L’indagato era tratto in arresto nella flagranza del reato di violenza privata, ancora in atto al momento delle forse dell’ordine ed era proseguita anche dopo il loro intervento in quanto l’uomo aveva continuato ad ingiuriare l’ex convivente anche in loro presenza.

Il Giudice delle indagini preliminari aveva posto a conferma della propria decisione il convincimento che si era trattato di un dissidio familiare senza concreti rischi per la persona offesa, e che trattandosi di arresto facoltativo, non era giustificato né dalla gravità del fatto, proprio perché era stato l’indagato a chiamare le forze dell’ordine, né dalla personalità dell’uomo che era anziano ed incensurato.

Il Procuratore della Repubblica impugnate aveva evidenziato, a sostegno del ricorso, che la coazione in danno della persona offesa si era protratta per oltre mezz’ora, tanto da causarle un malore che richiedesse il ricovero in ospedale; inoltre quanto all’indagato questi risultava essere gravato da diversi precedenti emergenti solamente dalla banca dati delle forze di polizia.

Secondo costante orientamento giurisprudenziale in tema di arresto facoltativo in flagranza:

“al giudice della convalida spetta il controllo, oltre che dei presupposti formali dell’arresto, anche delle condizioni di legittimità, ex art. 381 c.p.p.; controllo da intendersi limitato a una verifica di mera ragionevolezza, ponendosi nella medesima situazioni di chi ha operato l’arresto, onde verificare, con riferimento agli elementi conosciuti in quel momento, se la valutazione di procedere all’adozione della misura precautelare resti nella discrezionalità della polizia giudiziaria e trovi, quindi, ragionevole motivo nella gravità del fatto ovvero nella pericolosità del soggetto, e senza estendere il controllo alla verifica della sussistenza né della gravità indiziaria e delle esigenze cautelari né dei presupposti per la affermazione di responsabilità del prevenuto, che per la complessità dei canoni di riferimento, deve ritenersi riservato al giudice della cognizione, né sostituendo a un giudizio ragionevolmente fondato una propria differente valutazione”.

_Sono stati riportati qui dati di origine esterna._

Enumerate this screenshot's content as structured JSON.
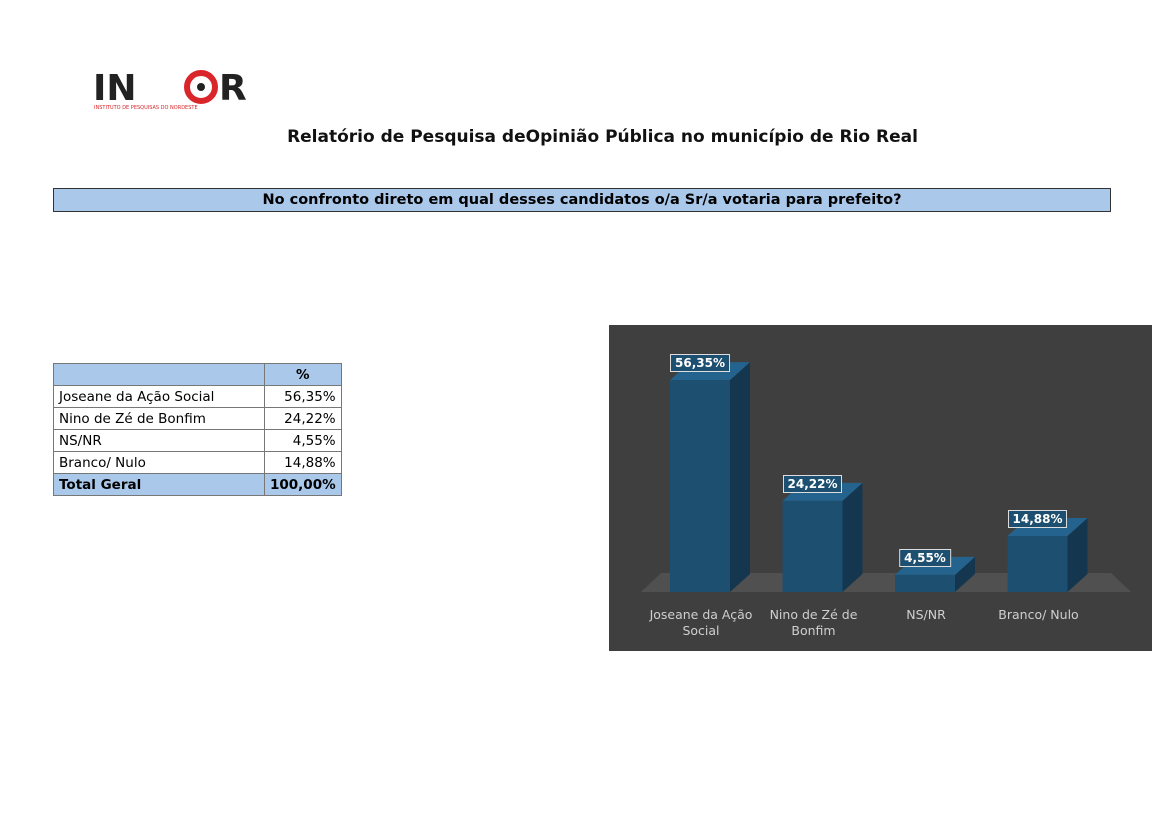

Gli Ermellini, intervenuti sul punto hanno disposto che il ricorso presentato dal Pubblico Ministero merita accoglimento per l’erroneità dei criteri di accertamento della legittimità dell’arresto in flagranza utilizzati dal G.I.P. che, anziché limitarsi alla verifica dell’operato della polizia giudiziaria ha sovrapposto una propria valutazione al giudizio operato dalla polizia giudiziaria in presenza di un’azione coattiva ancora in corso al momento dell’intervento ed in ogni caso connotata di oggettiva gravità in quanto posta in essere nei confronti dell’ex coniuge convivente ed anziana, tanto da provocarle un malore.